Japanese researcher withdraws 'game changing' findings on stem cells

A Japanese researcher accused of fabricating scientific results originally hailed as a breakthrough in stem cell research has agreed to retract two papers, deepening doubts about her "game changing" findings.

After staunchly defending her work in a rare, months-long public feud with the prominent Riken institute she works for, Haruko Obokata "has now agreed to a retraction" of the papers, a spokesman for the semi-governmental institute told Reuters on Wednesday.

The January articles in the scientific journal Nature, of which Obokata was the lead author, detailed simple ways to reprogram mature animal cells back to an embryonic-like state, allowing them to generate many different types of tissues - and offering hope for a way of replacing damaged cells or growing new organs in humans.

But questions soon arose about the research as other scientists were unable to replicate the startling results. Riken said its investigations found Obokata had plagiarized and fabricated parts of the papers, raising doubts about the credibility of Japanese science.

Under pressure from some of her fellow authors, Obokata agreed to withdraw a letter that appeared in the journal but refused to withdraw the two articles, defending the discovery of the cells in an emotional April news conference. She has not spoken publicly since then.

But on Tuesday, the Riken spokesman said, Obokata signed a paper approving the withdrawal. He said he had no further details, including the reason for her change.

Whether Nature will withdraw the article remains unclear, as one of the co-authors, Charles Vacanti of Boston's Brigham and Women's Hospital and Harvard University, has not agreed. Typically, all authors must agree to a withdrawal.

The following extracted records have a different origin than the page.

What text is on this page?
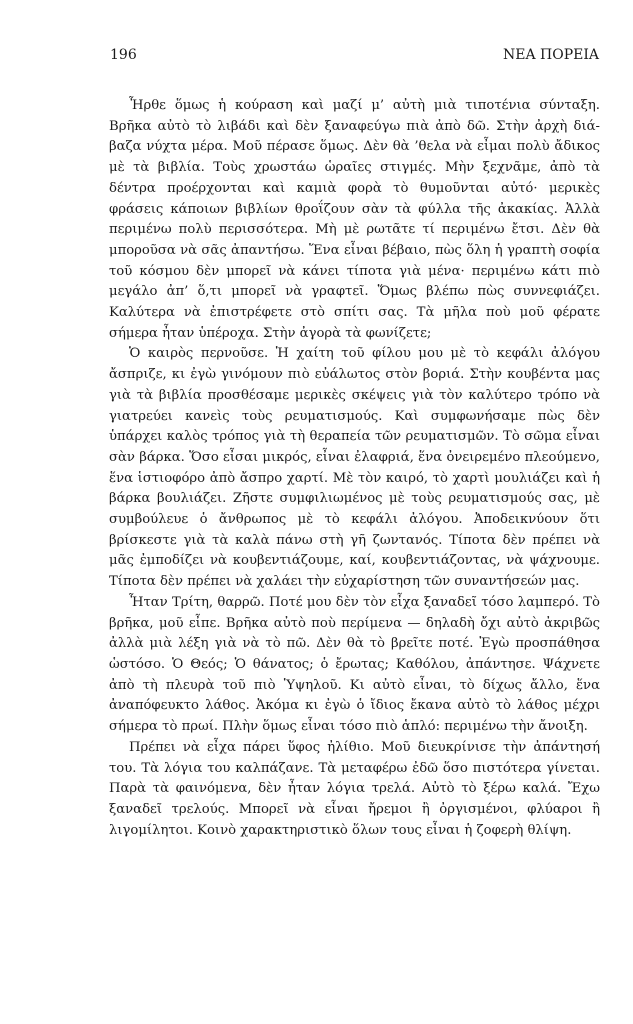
196	ΝΕΑ ΠΟΡΕΙΑ

Ἦρθε ὅμως ἡ κούραση καὶ μαζί μ’ αὐτὴ μιὰ τιποτένια σύνταξη. Βρῆκα αὐτὸ τὸ λιβάδι καὶ δὲν ξαναφεύγω πιὰ ἀπὸ δῶ. Στὴν ἀρχὴ διάβαζα νύχτα μέρα. Μοῦ πέρασε ὅμως. Δὲν θὰ ’θελα νὰ εἶμαι πολὺ ἄδικος μὲ τὰ βιβλία. Τοὺς χρωστάω ὡραῖες στιγμές. Μὴν ξεχνᾶμε, ἀπὸ τὰ δέντρα προέρχονται καὶ καμιὰ φορὰ τὸ θυμοῦνται αὐτό· μερικὲς φράσεις κάποιων βιβλίων θροΐζουν σὰν τὰ φύλλα τῆς ἀκακίας. Ἀλλὰ περιμένω πολὺ περισσότερα. Μὴ μὲ ρωτᾶτε τί περιμένω ἔτσι. Δὲν θὰ μποροῦσα νὰ σᾶς ἀπαντήσω. Ἕνα εἶναι βέβαιο, πὼς ὅλη ἡ γραπτὴ σοφία τοῦ κόσμου δὲν μπορεῖ νὰ κάνει τίποτα γιὰ μένα· περιμένω κάτι πιὸ μεγάλο ἀπ’ ὅ,τι μπορεῖ νὰ γραφτεῖ. Ὅμως βλέπω πὼς συννεφιάζει. Καλύτερα νὰ ἐπιστρέφετε στὸ σπίτι σας. Τὰ μῆλα ποὺ μοῦ φέρατε σήμερα ἦταν ὑπέροχα. Στὴν ἀγορὰ τὰ φωνίζετε;

Ὁ καιρὸς περνοῦσε. Ἡ χαίτη τοῦ φίλου μου μὲ τὸ κεφάλι ἀλόγου ἄσπριζε, κι ἐγὼ γινόμουν πιὸ εὐάλωτος στὸν βοριά. Στὴν κουβέντα μας γιὰ τὰ βιβλία προσθέσαμε μερικὲς σκέψεις γιὰ τὸν καλύτερο τρόπο νὰ γιατρεύει κανεὶς τοὺς ρευματισμούς. Καὶ συμφωνήσαμε πὼς δὲν ὑπάρχει καλὸς τρόπος γιὰ τὴ θεραπεία τῶν ρευματισμῶν. Τὸ σῶμα εἶναι σὰν βάρκα. Ὅσο εἶσαι μικρός, εἶναι ἐλαφριά, ἕνα ὀνειρεμένο πλεούμενο, ἕνα ἱστιοφόρο ἀπὸ ἄσπρο χαρτί. Μὲ τὸν καιρό, τὸ χαρτὶ μουλιάζει καὶ ἡ βάρκα βουλιάζει. Ζῆστε συμφιλιωμένος μὲ τοὺς ρευματισμούς σας, μὲ συμβούλευε ὁ ἄνθρωπος μὲ τὸ κεφάλι ἀλόγου. Ἀποδεικνύουν ὅτι βρίσκεστε γιὰ τὰ καλὰ πάνω στὴ γῆ ζωντανός. Τίποτα δὲν πρέπει νὰ μᾶς ἐμποδίζει νὰ κουβεντιάζουμε, καί, κουβεντιάζοντας, νὰ ψάχνουμε. Τίποτα δὲν πρέπει νὰ χαλάει τὴν εὐχαρίστηση τῶν συναντήσεών μας.

Ἦταν Τρίτη, θαρρῶ. Ποτέ μου δὲν τὸν εἶχα ξαναδεῖ τόσο λαμπερό. Τὸ βρῆκα, μοῦ εἶπε. Βρῆκα αὐτὸ ποὺ περίμενα — δηλαδὴ ὄχι αὐτὸ ἀκριβῶς ἀλλὰ μιὰ λέξη γιὰ νὰ τὸ πῶ. Δὲν θὰ τὸ βρεῖτε ποτέ. Ἐγὼ προσπάθησα ὡστόσο. Ὁ Θεός; Ὁ θάνατος; ὁ ἔρωτας; Καθόλου, ἀπάντησε. Ψάχνετε ἀπὸ τὴ πλευρὰ τοῦ πιὸ Ὑψηλοῦ. Κι αὐτὸ εἶναι, τὸ δίχως ἄλλο, ἕνα ἀναπόφευκτο λάθος. Ἀκόμα κι ἐγὼ ὁ ἴδιος ἔκανα αὐτὸ τὸ λάθος μέχρι σήμερα τὸ πρωί. Πλὴν ὅμως εἶναι τόσο πιὸ ἁπλό: περιμένω τὴν ἄνοιξη.

Πρέπει νὰ εἶχα πάρει ὕφος ἠλίθιο. Μοῦ διευκρίνισε τὴν ἀπάντησή του. Τὰ λόγια του καλπάζανε. Τὰ μεταφέρω ἐδῶ ὅσο πιστότερα γίνεται. Παρὰ τὰ φαινόμενα, δὲν ἦταν λόγια τρελά. Αὐτὸ τὸ ξέρω καλά. Ἔχω ξαναδεῖ τρελούς. Μπορεῖ νὰ εἶναι ἤρεμοι ἢ ὀργισμένοι, φλύαροι ἢ λιγομίλητοι. Κοινὸ χαρακτηριστικὸ ὅλων τους εἶναι ἡ ζοφερὴ θλίψη.
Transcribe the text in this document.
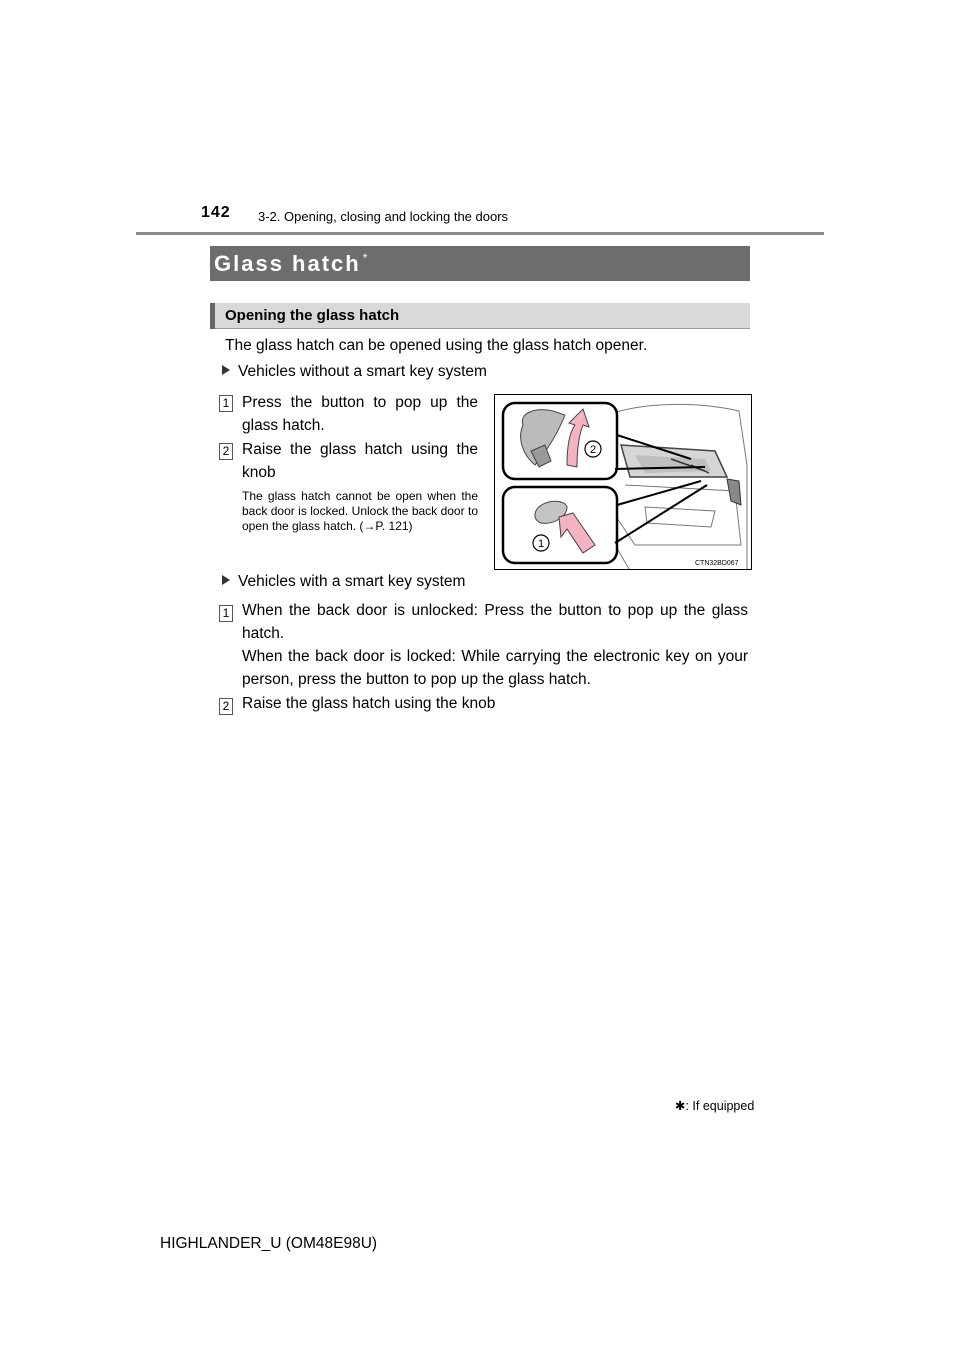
142 3-2. Opening, closing and locking the doors
Glass hatch *
Opening the glass hatch
The glass hatch can be opened using the glass hatch opener.
Vehicles without a smart key system
1 Press the button to pop up the glass hatch.
2 Raise the glass hatch using the knob
The glass hatch cannot be open when the back door is locked. Unlock the back door to open the glass hatch. (→P. 121)
2
1
CTN32BD067
Vehicles with a smart key system
1 When the back door is unlocked: Press the button to pop up the glass hatch.
When the back door is locked: While carrying the electronic key on your person, press the button to pop up the glass hatch.
2 Raise the glass hatch using the knob
✱: If equipped
HIGHLANDER_U (OM48E98U)
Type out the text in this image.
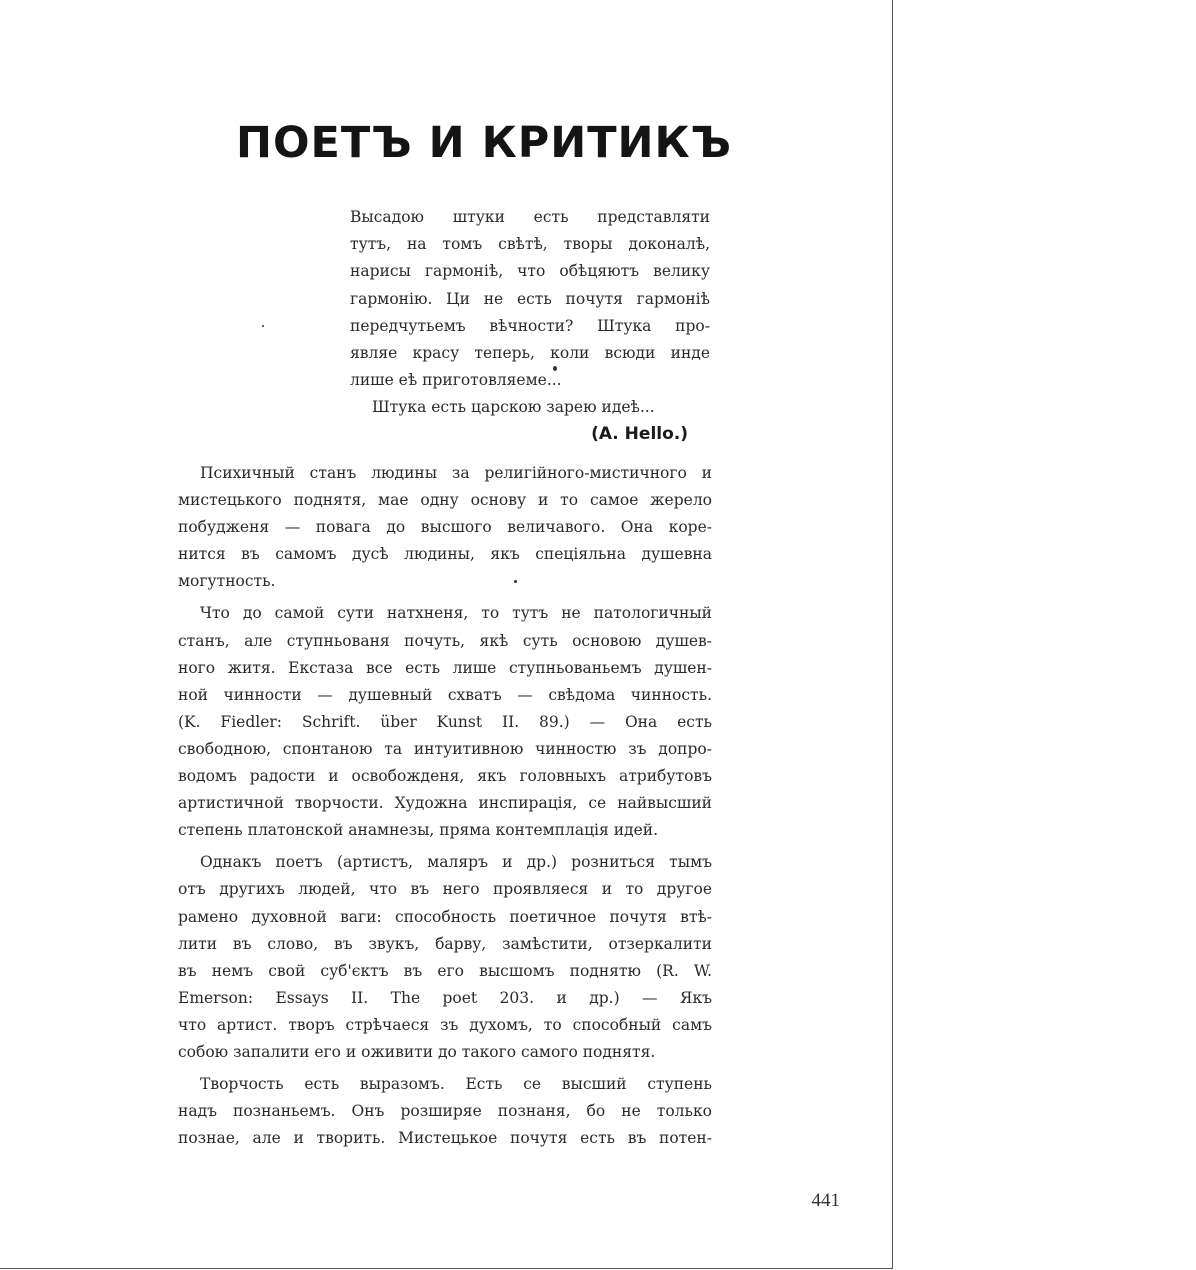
ПОЕТЪ И КРИТИКЪ
Высадою штуки есть представляти
тутъ, на томъ свѣтѣ, творы доконалѣ,
нарисы гармонiѣ, что обѣцяютъ велику
гармонiю. Ци не есть почутя гармонiѣ
передчутьемъ вѣчности? Штука про-
являе красу теперь, коли всюди инде
лише еѣ приготовляеме...
Штука есть царскою зарею идеѣ...
(A. Hello.)
Психичный станъ людины за религiйного-мистичного и
мистецького поднятя, мае одну основу и то самое жерело
побудженя — повага до высшого величавого. Она коре-
нится въ самомъ дусѣ людины, якъ спецiяльна душевна
могутность.
Что до самой сути натхненя, то тутъ не патологичный
станъ, але ступньованя почуть, якѣ суть основою душев-
ного житя. Екстаза все есть лише ступньованьемъ душен-
ной чинности — душевный схватъ — свѣдома чинность.
(K. Fiedler: Schrift. über Kunst II. 89.) — Она есть
свободною, спонтаною та интуитивною чинностю зъ допро-
водомъ радости и освобожденя, якъ головныхъ атрибутовъ
артистичной творчости. Художна инспирацiя, се найвысший
степень платонской анамнезы, пряма контемплацiя идей.
Однакъ поетъ (артистъ, маляръ и др.) розниться тымъ
отъ другихъ людей, что въ него проявляеся и то другое
рамено духовной ваги: способность поетичное почутя втѣ-
лити въ слово, въ звукъ, барву, замѣстити, отзеркалити
въ немъ свой суб'єктъ въ его высшомъ поднятю (R. W.
Emerson: Essays II. The poet 203. и др.) — Якъ
что артист. творъ стрѣчаеся зъ духомъ, то способный самъ
собою запалити его и оживити до такого самого поднятя.
Творчость есть выразомъ. Есть се высший ступень
надъ познаньемъ. Онъ розширяе познаня, бо не только
познае, але и творить. Мистецькое почутя есть въ потен-
441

Obokata, 30, became a sensation for her youth and stylishness in Japan, where scientific discoveries tend to be the province of older men. Media hailed her as a potential Nobel prize winner and role model but also spent hours on her fashion sense and use of a traditional Japanese apron in the laboratory.

Hailed by the global scientific community, the Nature papers initially drew acclaim for Obokata and for Riken, one of Japan's top scientific research institutes.

The scandal over the papers set off soul-searching in the Japanese scientific community, which critics say has long been hindered by a hierarchical old-boy network biased towards older faculty and a reluctance to question authority.

Obokata's university said it would re-examine the doctoral dissertations of several hundred students after allegations that she had plagiarized there as well, and the head of the Riken panel investigating her had to resign after admitting that he had used some of the same techniques she was criticized for in a paper that he co-authored.

Even chemistry Nobel Laureate Shinya Yamanaka called a news conference to apologize for sloppy record-keeping after questions were raised about images in one of his papers, although he was cleared of wrongdoing.